Dmitry Medvedev, the deputy secretary of Russia’s Security Council chaired by President Vladimir Putin, denounces the Western restrictions as “boorish and cynical” and notes that they border on “economic war.”
“Under certain circumstances, such hostile measures could be perceived as an act of international aggression, or even as a casus belli,” the Latin term for cause of war, Medvedev says in a speech at a legal forum. “In response to them, a state receives the right for individual and collective defense.”
He emphasizes that the Western sanctions over Russia’s military action in Ukraine “have a clear goal — to inflict as much pain as possible to as many citizens of our country as they can… to ordinary citizens, not the country’s leadership or business elites.”

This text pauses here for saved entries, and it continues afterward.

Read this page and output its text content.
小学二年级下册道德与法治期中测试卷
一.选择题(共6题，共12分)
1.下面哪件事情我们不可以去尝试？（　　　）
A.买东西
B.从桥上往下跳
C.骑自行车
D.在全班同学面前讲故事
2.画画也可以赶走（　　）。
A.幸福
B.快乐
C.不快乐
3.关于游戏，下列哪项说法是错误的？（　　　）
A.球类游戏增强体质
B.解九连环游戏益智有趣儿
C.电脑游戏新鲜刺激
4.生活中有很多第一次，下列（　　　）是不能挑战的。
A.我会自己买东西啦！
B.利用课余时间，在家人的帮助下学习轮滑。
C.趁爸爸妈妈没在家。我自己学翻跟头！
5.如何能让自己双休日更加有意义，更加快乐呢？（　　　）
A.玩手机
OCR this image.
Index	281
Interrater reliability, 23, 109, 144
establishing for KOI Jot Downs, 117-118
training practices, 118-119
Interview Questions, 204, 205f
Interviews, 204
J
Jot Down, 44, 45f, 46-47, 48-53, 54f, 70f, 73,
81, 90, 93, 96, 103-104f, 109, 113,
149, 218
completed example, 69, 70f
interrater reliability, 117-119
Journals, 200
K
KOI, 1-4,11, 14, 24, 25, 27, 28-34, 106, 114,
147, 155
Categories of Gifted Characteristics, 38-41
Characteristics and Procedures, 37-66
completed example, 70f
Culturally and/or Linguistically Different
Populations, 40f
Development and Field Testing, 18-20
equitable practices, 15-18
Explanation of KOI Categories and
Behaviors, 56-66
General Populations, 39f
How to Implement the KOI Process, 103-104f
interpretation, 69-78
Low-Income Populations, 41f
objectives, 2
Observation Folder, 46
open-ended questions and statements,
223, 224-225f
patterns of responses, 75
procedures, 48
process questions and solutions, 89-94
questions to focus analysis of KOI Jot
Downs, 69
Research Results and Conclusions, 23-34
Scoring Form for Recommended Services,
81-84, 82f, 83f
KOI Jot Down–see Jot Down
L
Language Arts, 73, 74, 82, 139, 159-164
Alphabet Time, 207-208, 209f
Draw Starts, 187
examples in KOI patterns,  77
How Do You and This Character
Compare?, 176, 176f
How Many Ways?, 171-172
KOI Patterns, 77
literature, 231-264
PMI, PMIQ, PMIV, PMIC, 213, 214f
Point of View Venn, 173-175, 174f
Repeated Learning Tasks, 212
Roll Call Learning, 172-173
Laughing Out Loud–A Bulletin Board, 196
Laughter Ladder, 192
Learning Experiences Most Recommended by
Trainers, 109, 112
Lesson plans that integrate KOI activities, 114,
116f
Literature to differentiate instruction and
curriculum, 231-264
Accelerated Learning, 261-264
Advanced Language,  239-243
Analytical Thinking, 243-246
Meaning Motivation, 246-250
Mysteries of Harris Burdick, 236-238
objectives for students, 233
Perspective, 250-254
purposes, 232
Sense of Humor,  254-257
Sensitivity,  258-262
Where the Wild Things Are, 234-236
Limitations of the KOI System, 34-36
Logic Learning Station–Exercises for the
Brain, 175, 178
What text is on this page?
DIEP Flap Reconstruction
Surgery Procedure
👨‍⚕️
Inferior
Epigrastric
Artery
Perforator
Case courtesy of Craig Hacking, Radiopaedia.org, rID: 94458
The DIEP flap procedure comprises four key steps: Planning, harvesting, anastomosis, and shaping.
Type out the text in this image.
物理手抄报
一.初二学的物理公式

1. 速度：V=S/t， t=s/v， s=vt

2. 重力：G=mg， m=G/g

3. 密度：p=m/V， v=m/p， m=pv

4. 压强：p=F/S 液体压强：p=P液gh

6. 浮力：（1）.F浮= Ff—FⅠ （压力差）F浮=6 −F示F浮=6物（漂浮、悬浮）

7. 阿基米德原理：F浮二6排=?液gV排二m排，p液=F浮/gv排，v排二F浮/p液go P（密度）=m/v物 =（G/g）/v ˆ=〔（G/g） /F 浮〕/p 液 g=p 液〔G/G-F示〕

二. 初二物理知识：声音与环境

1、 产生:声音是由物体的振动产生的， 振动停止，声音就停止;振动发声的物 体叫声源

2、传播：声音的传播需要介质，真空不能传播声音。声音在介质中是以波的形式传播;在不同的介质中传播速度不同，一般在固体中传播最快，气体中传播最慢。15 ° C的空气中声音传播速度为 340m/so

“The main aim is to punish the Russian people by trying to reduce economic activity and to provoke hyperinflation,” he adds. Russian officials have sought to play down the impact of Western sanctions, and Medvedev’s statement represents a rare acknowledgment that they hurt.
Medvedev, who served as Russia’s president in 2008-2012 when Putin shifted into the prime minister’s post due to term limits, was widely seen by the West as more liberal. In recent months, however, he has aired messages that sounded tougher than those issued by the most hawkish Kremlin officials.